- Directed by: Jeremy Summers
- Written by: Jeremy Summers Kenneth Talbott
- Produced by: James Mellor Kenneth Talbot
- Starring: Alex McCrindle; David Orr; Elliot Playfair;
- Cinematography: Alan McCabe Kenneth Talbot
- Music by: Stephen Dodgson
- Production company: President Pictures
- Distributed by: British Lion
- Release date: 1960;
- Running time: 55 minutes
- Country: United Kingdom
- Language: English

= Depth Charge (film) =

1960 British film by Jeremy Summers

Depth Charge is a 1960 British drama film directed by Jeremy Summers and starring Alex McCrindle, David Orr and Elliot Playfair.

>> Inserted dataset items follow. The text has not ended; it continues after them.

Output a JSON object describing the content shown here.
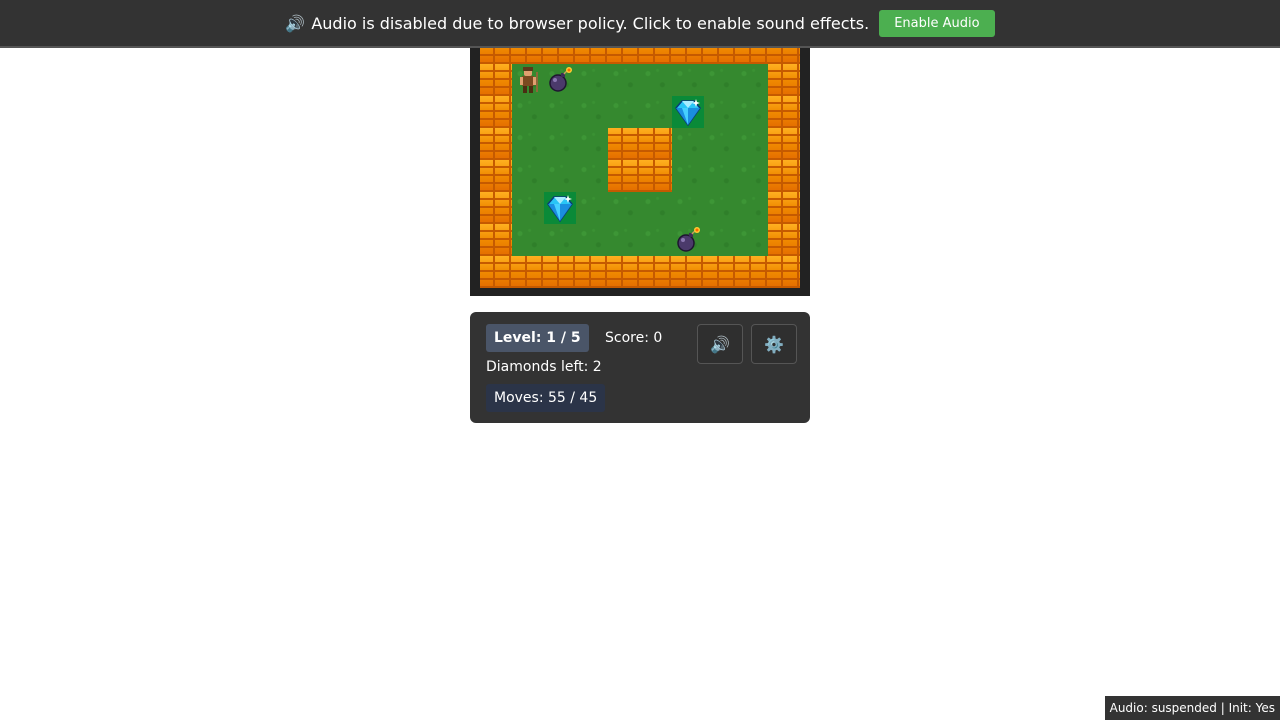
{
  "banner": {
    "icon": "speaker-icon",
    "icon_glyph": "🔊",
    "message": "Audio is disabled due to browser policy. Click to enable sound effects.",
    "button_label": "Enable Audio",
    "button_color": "#4caf50"
  },
  "board": {
    "cols": 10,
    "rows": 8,
    "legend": {
      "W": "brick-wall",
      "G": "grass",
      "P": "player",
      "B": "bomb",
      "D": "diamond"
    },
    "grid": [
      "WWWWWWWWWW",
      "WPBGGGGGGW",
      "WGGGGGDGGW",
      "WGGGWWGGGW",
      "WGGGWWGGGW",
      "WGDGGGGGGW",
      "WGGGGGBGGW",
      "WWWWWWWWWW"
    ],
    "colors": {
      "wall": "#f08a00",
      "grass": "#35892f",
      "diamond_tile": "#0a8a38",
      "diamond": "#29c5f6",
      "bomb": "#4b3a6b"
    }
  },
  "hud": {
    "level_label": "Level: 1 / 5",
    "score_label": "Score: 0",
    "diamonds_label": "Diamonds left: 2",
    "moves_label": "Moves: 55 / 45",
    "sound_icon": "speaker-icon",
    "sound_glyph": "🔊",
    "settings_icon": "gear-icon",
    "settings_glyph": "⚙️"
  },
  "status": {
    "text": "Audio: suspended | Init: Yes"
  }
}
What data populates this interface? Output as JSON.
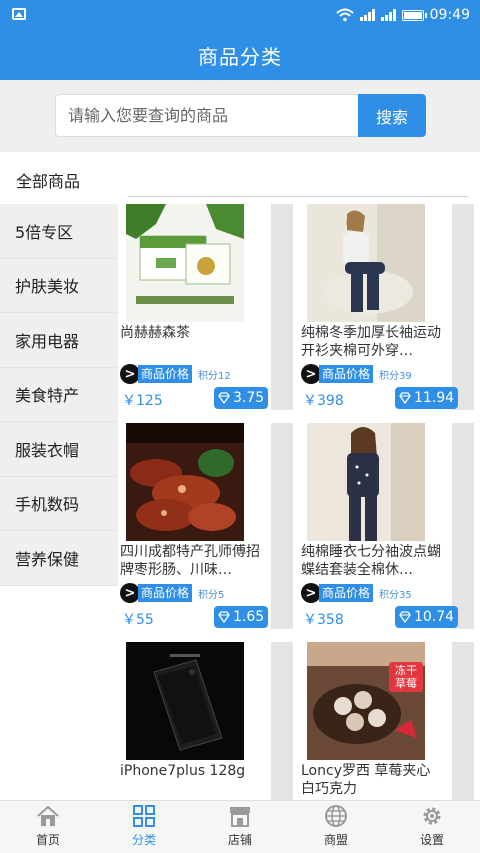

It was written by Summers and Kenneth Talbott, and was B Film shot partly on location in Berwickshire, and released by British Lion Films.

==Plot==
A Scottish trawler lands an unexploded depth charge. The local lifeboat brings Bomb Squad officer Lieutenant Forrester on board. The crew is taken onto the lifeboat while deckhand Jamie stays to assist Forrester defuse the bomb. The sea is rough, and after Forrester successfully makes the bomb safe, Jamie is swept overboard.

==Cast==
- Alex McCrindle as Skipper
- David Orr as Lt. Forrester
- Elliot Playfair as Jamie
- J. Mark Roberts as Bob
- Alex Allen as secretary

== Reception ==
The Monthly Film Bulletin wrote: This unpretentious but effective semi-documentary is based on fact, with natural and quite persuasive acting in keeping with the film's style. Some of the detail lacks the ring of conviction which is otherwise generally in evidence: the vessel's pitching is sometimes and conveniently forgotten during the dismantling scenes, which are overstrung here and there in an attempt to heighten suspense; also, and not for the first time, railway scenes result in faulty observation, But in the main Depth Charge is an agreeable pocket feature of an invigorating and much-needed kind. The photography, particularly in the introductory sequences, is notable."